I’m working on the third book in my Caribbean romantic suspense series, but getting in the zone has been difficult. In part because it has been ten years since I wrote the last of book. It’s set in the Caribbean on the island of St. Lucia. We had a home there for many years and I was on the island frequently. It was easy for me to imagine the settings, the smells, the sounds. We sold that house about the time the second book in the series was published. It’s harder to get into the Caribbean zone now.

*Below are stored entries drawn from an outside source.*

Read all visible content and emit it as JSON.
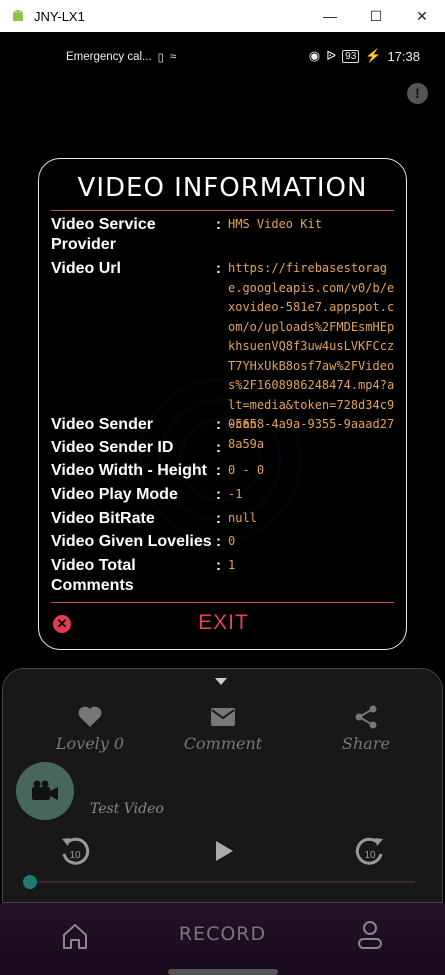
{
  "window": {
    "title": "JNY-LX1"
  },
  "status_bar": {
    "left_text": "Emergency cal...",
    "battery": "93",
    "time": "17:38"
  },
  "dialog": {
    "title": "VIDEO INFORMATION",
    "rows": [
      {
        "label": "Video Service Provider",
        "value": "HMS Video Kit"
      },
      {
        "label": "Video Url",
        "value": "https://firebasestorage.googleapis.com/v0/b/exovideo-581e7.appspot.com/o/uploads%2FMDEsmHEpkhsuenVQ8f3uw4usLVKFCczT7YHxUkB8osf7aw%2FVideos%2F1608986248474.mp4?alt=media&token=728d34c9-5658-4a9a-9355-9aaad278a59a"
      },
      {
        "label": "Video Sender",
        "value": "0can"
      },
      {
        "label": "Video Sender ID",
        "value": ""
      },
      {
        "label": "Video Width - Height",
        "value": "0 - 0"
      },
      {
        "label": "Video Play Mode",
        "value": "-1"
      },
      {
        "label": "Video BitRate",
        "value": "null"
      },
      {
        "label": "Video Given Lovelies",
        "value": "0"
      },
      {
        "label": "Video Total Comments",
        "value": "1"
      }
    ],
    "exit_label": "EXIT"
  },
  "player": {
    "actions": {
      "lovely": "Lovely 0",
      "comment": "Comment",
      "share": "Share"
    },
    "video_title": "Test Video",
    "rewind_label": "10",
    "forward_label": "10",
    "progress": 0.0
  },
  "nav": {
    "record_label": "RECORD"
  },
  "colors": {
    "accent": "#e24352",
    "value": "#e4a15a",
    "divider": "#c0485f"
  }
}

My other problem is that my zone doesn’t happen all in one stretch. It comes and goes. Something like what happens to our Direct TV when we have a heavy rainstorm. This morning at my yoga class we settled into savasana, the deep relaxation at the end of the class. Suddenly I was in St. Lucia, in the Castries market place on a busy Saturday morning. This was not relaxing! I walked through the outside venders, past women under colorful umbrellas, piles of produce arranged around them. Past the fish guy, his cart full of this morning’s catch. Inside the market building, I headed for a booth in a dark corner where an old woman was selling herbs and bush remedies. I seemed to know where I was going. Clearly this was a scene I’m supposed to put in the book. Bush medicine is part of the story. But, accessing the zone during savasana?  Hello, Brain. You are not cooperating.

Why can’t I be more in the zone when I’m at my computer? Why do those moments seem to happen in the middle of a steamy shower, at 3 in the morning when I’m snugged into a warm bed, or on a long walk when I’m a mile from the house with no paper or pen in my pocket? It’s probably left and right brain issues. I’m wondering how I can make my computer space more Caribbean. Maybe that would help get my zone on a more reliable schedule.

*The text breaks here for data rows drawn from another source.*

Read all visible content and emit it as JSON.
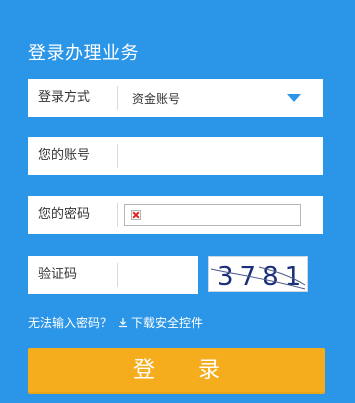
{
  "title": "登录办理业务",
  "login_method": {
    "label": "登录方式",
    "value": "资金账号"
  },
  "account": {
    "label": "您的账号"
  },
  "password": {
    "label": "您的密码"
  },
  "captcha": {
    "label": "验证码",
    "image_text": "3781"
  },
  "links": {
    "forgot": "无法输入密码？",
    "download": "下载安全控件"
  },
  "login_button": "登  录",
  "colors": {
    "background": "#2b95e8",
    "button": "#f6ad1d"
  },
  "icons": {
    "dropdown": "triangle-down-icon",
    "download": "download-icon",
    "broken_image": "broken-image-icon"
  }
}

Dialogue When a Character Can’t Speak

Before Laura and I worked yesterday she showed me the photo of the Easter eggs she and her husband made. She said they organized all the necessary components for dyeing eggs she’d boiled the day before. They had a pizza delivered, and then they made martinis and started coloring eggs. I imagine just about any activity is more fun with martinis. She said next year she’s having an Easter Egg Party. That sounds like fun.

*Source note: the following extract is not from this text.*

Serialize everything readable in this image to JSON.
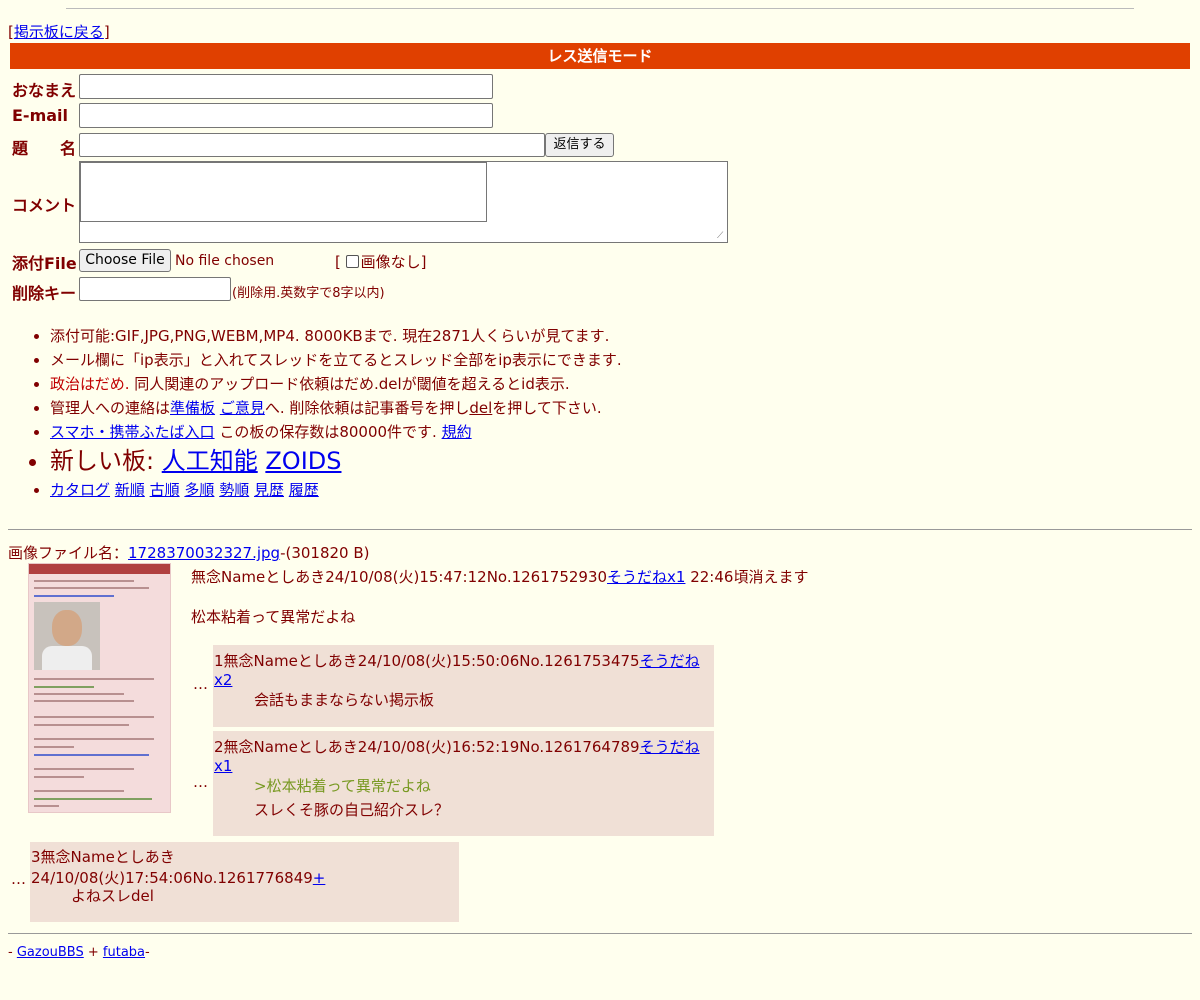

Easter eggs don’t really have anything to do with script writing, but we usually spend the first ten minutes of each work session bringing each other up to date on what’s happened in our lives.

eggs - Laura

Yesterday we worked on a script after lunch, tweaking dialogue according to notes we got a week ago. We’re making progress.

A challenge with this script is that one of the characters can’t talk because he lost his tongue to cancer. Mute characters make dialogue tricky. The notes we got wanted us to ramp up the conflict between two of the characters; when one of them can’t speak we have limited options. He can write a note or someone else can speak for him. Or he can act his ass off. Maybe we can give him a bell or buzzer like that character in Breaking Bad. If this gets made into a movie, it will be a fabulous part for somebody.

We should probably watch The Piano, a film in which Holly Hunter plays a mute woman. However, she can sign. I remember that as being one of the most depressing movies I’d seen. Everyone came out of the theater silent and downcast. It won three Academy Awards out of ten nominations. So much for my discriminating taste.